Внезапно вся долина наполнилась жизнью. Он не замечал своего войска, но он слышал крики фазанов и даже увидел одного из них, с ярко-коричневым оперением в черную и белую крапинку, с черной головой и белым шарфиком, с синими перьями на затылке и красными вокруг глаз. Он смотрел на фазана, поймав себя на том, что у него нет желания спустить своею сокола на эту прекрасную птицу. Мелкие ракообразные цветы привлекли его внимание своими тонкими необычными линиями и нежными розовыми оттенками. Трава была наполнена жизнью. Мельчайшие насекомые издавали непонятные звуки, сливающиеся с шумом крови в венах самой земли.
Темурджину казалось, что в его груди бьется сердце мира, что вся эта долина это его тело, и он может управлять полетом птиц и течением реки только лишь силой своей мысли. Он почувствовал, что где-то совсем рядом есть небольшой город, вероятно, город, где родился его Учитель, потому что он видел его так же ясно, как траву под ногами своего коня.
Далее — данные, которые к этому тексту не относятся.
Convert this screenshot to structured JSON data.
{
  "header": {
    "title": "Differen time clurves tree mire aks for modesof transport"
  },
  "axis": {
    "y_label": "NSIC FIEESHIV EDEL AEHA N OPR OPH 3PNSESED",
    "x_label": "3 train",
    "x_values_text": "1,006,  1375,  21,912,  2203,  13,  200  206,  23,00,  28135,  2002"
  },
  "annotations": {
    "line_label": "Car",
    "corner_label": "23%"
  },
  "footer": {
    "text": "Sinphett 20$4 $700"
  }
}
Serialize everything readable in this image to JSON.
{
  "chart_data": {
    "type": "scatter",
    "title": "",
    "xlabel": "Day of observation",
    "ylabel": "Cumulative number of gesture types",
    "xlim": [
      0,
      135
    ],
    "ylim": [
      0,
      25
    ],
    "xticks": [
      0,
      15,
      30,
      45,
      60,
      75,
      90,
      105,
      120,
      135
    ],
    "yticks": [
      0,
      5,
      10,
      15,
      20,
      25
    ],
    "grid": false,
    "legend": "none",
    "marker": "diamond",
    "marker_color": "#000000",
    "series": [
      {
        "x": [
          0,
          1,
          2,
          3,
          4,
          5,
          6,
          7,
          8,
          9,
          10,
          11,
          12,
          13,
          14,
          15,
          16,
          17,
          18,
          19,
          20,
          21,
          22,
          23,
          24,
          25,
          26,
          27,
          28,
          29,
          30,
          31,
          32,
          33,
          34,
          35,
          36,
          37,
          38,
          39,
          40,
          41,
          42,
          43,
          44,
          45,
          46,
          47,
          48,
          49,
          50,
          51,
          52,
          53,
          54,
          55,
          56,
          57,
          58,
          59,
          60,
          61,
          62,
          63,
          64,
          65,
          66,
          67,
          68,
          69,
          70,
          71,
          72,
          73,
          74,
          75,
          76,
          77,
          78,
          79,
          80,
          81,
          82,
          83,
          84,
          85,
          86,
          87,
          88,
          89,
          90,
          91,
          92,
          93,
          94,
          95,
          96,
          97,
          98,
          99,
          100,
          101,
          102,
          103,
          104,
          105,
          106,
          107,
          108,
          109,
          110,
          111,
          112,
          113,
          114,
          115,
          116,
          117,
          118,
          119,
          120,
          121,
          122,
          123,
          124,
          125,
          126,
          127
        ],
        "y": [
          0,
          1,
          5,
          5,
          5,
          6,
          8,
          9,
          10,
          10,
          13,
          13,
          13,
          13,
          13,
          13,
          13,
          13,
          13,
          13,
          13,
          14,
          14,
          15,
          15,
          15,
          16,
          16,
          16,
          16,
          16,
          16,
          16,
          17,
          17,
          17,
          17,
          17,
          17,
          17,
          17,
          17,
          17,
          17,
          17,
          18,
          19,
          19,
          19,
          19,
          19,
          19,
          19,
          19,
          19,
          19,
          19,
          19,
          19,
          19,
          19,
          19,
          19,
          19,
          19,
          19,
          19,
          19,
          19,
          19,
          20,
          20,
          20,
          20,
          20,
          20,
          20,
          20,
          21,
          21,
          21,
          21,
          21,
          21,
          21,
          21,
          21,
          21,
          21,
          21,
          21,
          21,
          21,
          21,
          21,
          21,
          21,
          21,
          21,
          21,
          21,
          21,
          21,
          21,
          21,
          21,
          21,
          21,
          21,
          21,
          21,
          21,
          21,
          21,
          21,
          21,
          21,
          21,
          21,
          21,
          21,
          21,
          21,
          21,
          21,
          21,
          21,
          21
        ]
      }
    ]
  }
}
Он видел каждую его улочку и каждый дом, как будто сам всю жизнь ходил по этим каменным мостовым с выходящими на них уютными двухэтажными лавочками, наполненными немыслимыми безделушками, вдоль каналов с зеленой водой и ивами на берегу. Ноздри его стали раздуваться, как у тигра перед решающим броском, и он окинул взглядом свое войско, которое было всего лишь продолжением его мыслей.
Бурдюки были наполнены водой. Короткий отдых был очень кстати для лошадей, но абсолютно безразличен для воинов, которые, казалось, родились с упряжкой в руках, и более того, во всех своих прошлых жизнях были неразлучны с нею. Темурджин поднял руку. Войско мгновенно оказалось готово к бою. Всего через какое-то время, за которое даже птица не долетела бы до своего гнезда, стотысячное войско обступило прекрасный древний город, располагаясь плотным кольцом на склонах гор.
Город был заполнен праздничными толпами горожан. Мяосские девушки, с огромными серебряными украшениями на головах в форме полумесяцев, фантастических кораблей, с многочисленными серебряными пластинами на шее или просто в черных тюрбанах с золотыми и серебряными подвесками, поразили воображение кочевников. Преобладающий пронзительно-синий фон их платьев делал улицы города похожими на живые осколки горных озер.
Темурджин въехал в город практически один, он знал каждую улочку. Около одного из домов сердце его забилось, и он поймал взгляд древней старухи, казалось, узнавшей его и даже хотевшей было пойти за ним, если бы она не была, как оказалось, слепа. Она протянула к нему руки, как ребенок, неизвестно как определяя его перемещения в пространстве. По его спине пробежал холодок, но сердце наполнилось нежностью и заботой. Он точно знал, что это был дом его Учителя.
Странное впечатление производил всадник в чужеземном одеянии на мощном, рослом мерине арабских кровей, медленно едущий по древней, вымощенной цветным камнем улице и рассматривающий все вокруг с видом хозяина. Прохожие расступались и замолкали при виде его. Наконец Темурджин достиг центра города, где его ждал старейшина, совершавший жертвоприношения и другие религиозные обряды. Именно он и решал все важные вопросы в городе. Ожерелье из крупного жемчуга и цветных камней, красный, почти монгольского покроя халат и головной убор, похожий на корону, собранную из фигурных дощечек, расписанных образами божеств, говорили о его высоком положении. С возвышения, где проходили жертвоприношения, Старейшина прекрасно мог видеть войско Темурджина, однако вел себя спокойно и с достоинством.
Темурджин спрыгнул с лошади и поприветствовал старца, преклонив колено, чем вызвал вздох облегчения у всех горожан, наблюдавших за его появлением. Однако далее Темурджин резко встал и четко, почти без акцента — ведь это был язык его Учителя, — зычным голосом отрывисто произнес:
— Нам нужны лучшие кони и лучшие девушки. Ничего, если ваши овцы улучшат свою породу.
Старейшина поднял вверх правую руку.
— Город должен быть сохранен. Какие гарантии? — Старец понимал всю бессмысленность своих действий.
Однако Темурджин спокойно ответил:
— Гарантия — это я.
Старейшина подозвал к себе императорского чиновника и, обменявшись с ним несколькими словами, пообещал выплаты за коней из городской казны, призывая горожан к спокойствию и повиновению. Темурджин поднял правую руку, и его войско спустилось в город, присоединившись к празднику, царящему в нем. Монголы деловито выбирали коней, если те были лучше их собственных, выбирали женщин и направлялись к восточным воротам на выходе из города, где передовой отряд уже разбил ночной лагерь.